# Honorary Poodle doing agility LOL



## MollyMuiMa (Oct 13, 2012)

That was absolutely amazing! I am so impressed with what that youngster has done!
That is animal training at it's finest! Any cat I've ever owned would've looked at me and walked away as if I had insulted its dignity in asking it to do my bidding!LOL!


----------



## Qarza (Feb 23, 2013)

Exactly!


----------



## MaryLynn (Sep 8, 2012)

That blew my mind!

I had a devon rex before that would play fetch, and I thought that was good...

I am floored!


----------



## schnauzerpoodle (Apr 21, 2010)

I had taught a cat to sit, offer a hand shake and sit pretty but that's about it. This young lady (and her cat, of course) is wonderful.


----------



## AngelsMommy (Nov 3, 2012)

Wow I am impressed!
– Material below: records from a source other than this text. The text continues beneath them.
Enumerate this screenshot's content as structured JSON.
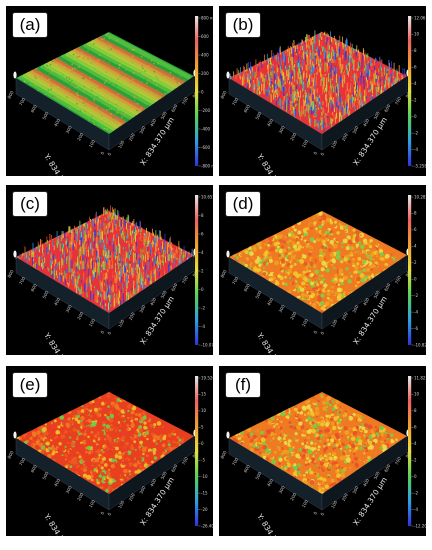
{
  "panels": [
    {
      "label": "(a)",
      "surface": "striped",
      "x_axis": "X: 834.370 µm",
      "y_axis": "Y: 834.370 µm",
      "ticks_x": [
        "0",
        "100",
        "200",
        "300",
        "400",
        "500",
        "600",
        "700",
        "800"
      ],
      "ticks_y": [
        "0",
        "100",
        "200",
        "300",
        "400",
        "500",
        "600",
        "700",
        "800"
      ],
      "scale_ticks": [
        "800 nm",
        "600",
        "400",
        "200",
        "0",
        "-200",
        "-400",
        "-600",
        "-800 nm"
      ],
      "palette": [
        "#2aa13a",
        "#58c23e",
        "#9ad23a",
        "#c7c93a",
        "#e3a23a",
        "#e46a3a"
      ]
    },
    {
      "label": "(b)",
      "surface": "spiky",
      "x_axis": "X: 834.370 µm",
      "y_axis": "Y: 834.370 µm",
      "ticks_x": [
        "0",
        "100",
        "200",
        "300",
        "400",
        "500",
        "600",
        "700",
        "800"
      ],
      "ticks_y": [
        "0",
        "100",
        "200",
        "300",
        "400",
        "500",
        "600",
        "700",
        "800"
      ],
      "scale_ticks": [
        "12.061 µm",
        "10",
        "8",
        "6",
        "4",
        "2",
        "0",
        "-2",
        "-4",
        "-5.258 µm"
      ],
      "palette": [
        "#e8323a",
        "#f06a2a",
        "#f2a03a",
        "#dccc3a",
        "#6ad24a",
        "#2f8fe0",
        "#2f3ae0"
      ]
    },
    {
      "label": "(c)",
      "surface": "spiky",
      "x_axis": "X: 834.370 µm",
      "y_axis": "Y: 834.370 µm",
      "ticks_x": [
        "0",
        "100",
        "200",
        "300",
        "400",
        "500",
        "600",
        "700",
        "800"
      ],
      "ticks_y": [
        "0",
        "100",
        "200",
        "300",
        "400",
        "500",
        "600",
        "700",
        "800"
      ],
      "scale_ticks": [
        "10.652 µm",
        "8",
        "6",
        "4",
        "2",
        "0",
        "-2",
        "-4",
        "-10.073 µm"
      ],
      "palette": [
        "#e8323a",
        "#f06a2a",
        "#f2a03a",
        "#dccc3a",
        "#6ad24a",
        "#2f8fe0",
        "#2f3ae0"
      ]
    },
    {
      "label": "(d)",
      "surface": "rough",
      "x_axis": "X: 834.370 µm",
      "y_axis": "Y: 834.370 µm",
      "ticks_x": [
        "0",
        "100",
        "200",
        "300",
        "400",
        "500",
        "600",
        "700",
        "800"
      ],
      "ticks_y": [
        "0",
        "100",
        "200",
        "300",
        "400",
        "500",
        "600",
        "700",
        "800"
      ],
      "scale_ticks": [
        "10.282 µm",
        "8",
        "6",
        "4",
        "2",
        "0",
        "-2",
        "-4",
        "-6",
        "-10.826 µm"
      ],
      "palette": [
        "#f07a22",
        "#f0a020",
        "#f2c82a",
        "#e8e04a",
        "#e85a28",
        "#7ad24a"
      ]
    },
    {
      "label": "(e)",
      "surface": "rough",
      "x_axis": "X: 834.370 µm",
      "y_axis": "Y: 834.370 µm",
      "ticks_x": [
        "0",
        "100",
        "200",
        "300",
        "400",
        "500",
        "600",
        "700",
        "800"
      ],
      "ticks_y": [
        "0",
        "100",
        "200",
        "300",
        "400",
        "500",
        "600",
        "700",
        "800"
      ],
      "scale_ticks": [
        "19.520 µm",
        "15",
        "10",
        "5",
        "0",
        "-5",
        "-10",
        "-15",
        "-20",
        "-26.408 µm"
      ],
      "palette": [
        "#e8401e",
        "#ee5a22",
        "#f07a22",
        "#e83a2a",
        "#f2c02a",
        "#6ad24a"
      ]
    },
    {
      "label": "(f)",
      "surface": "rough",
      "x_axis": "X: 834.370 µm",
      "y_axis": "Y: 834.370 µm",
      "ticks_x": [
        "0",
        "100",
        "200",
        "300",
        "400",
        "500",
        "600",
        "700",
        "800"
      ],
      "ticks_y": [
        "0",
        "100",
        "200",
        "300",
        "400",
        "500",
        "600",
        "700",
        "800"
      ],
      "scale_ticks": [
        "11.825 µm",
        "10",
        "8",
        "6",
        "4",
        "2",
        "0",
        "-2",
        "-4",
        "-12.209 µm"
      ],
      "palette": [
        "#f07a22",
        "#e8502a",
        "#f0a020",
        "#f2c82a",
        "#e8e04a",
        "#6ad24a"
      ]
    }
  ],
  "colorbar": [
    "#e8e8e8",
    "#f06060",
    "#f0a030",
    "#e8e040",
    "#5ad25a",
    "#30a0e0",
    "#3030e0"
  ]
}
I had a blue Russian when I was a child who would swim with us and fetch and play with the dog and play dress up. I could get her to flip and she would heel without a leash. If I had known more of training she would have done as well. Some cats are more inclined to training than others though. But my hats off to the girl for knowing what works for her cat! They are both sweet.


----------



## Mom-n-Reiki (Jan 6, 2013)

Wow! That is too cool!
My mom didn't believe in training cats, so ours were always the typical snobby housecat. My last cat used to ride around on my shoulder when he was little, but that's as fancy as we ever got. lol


----------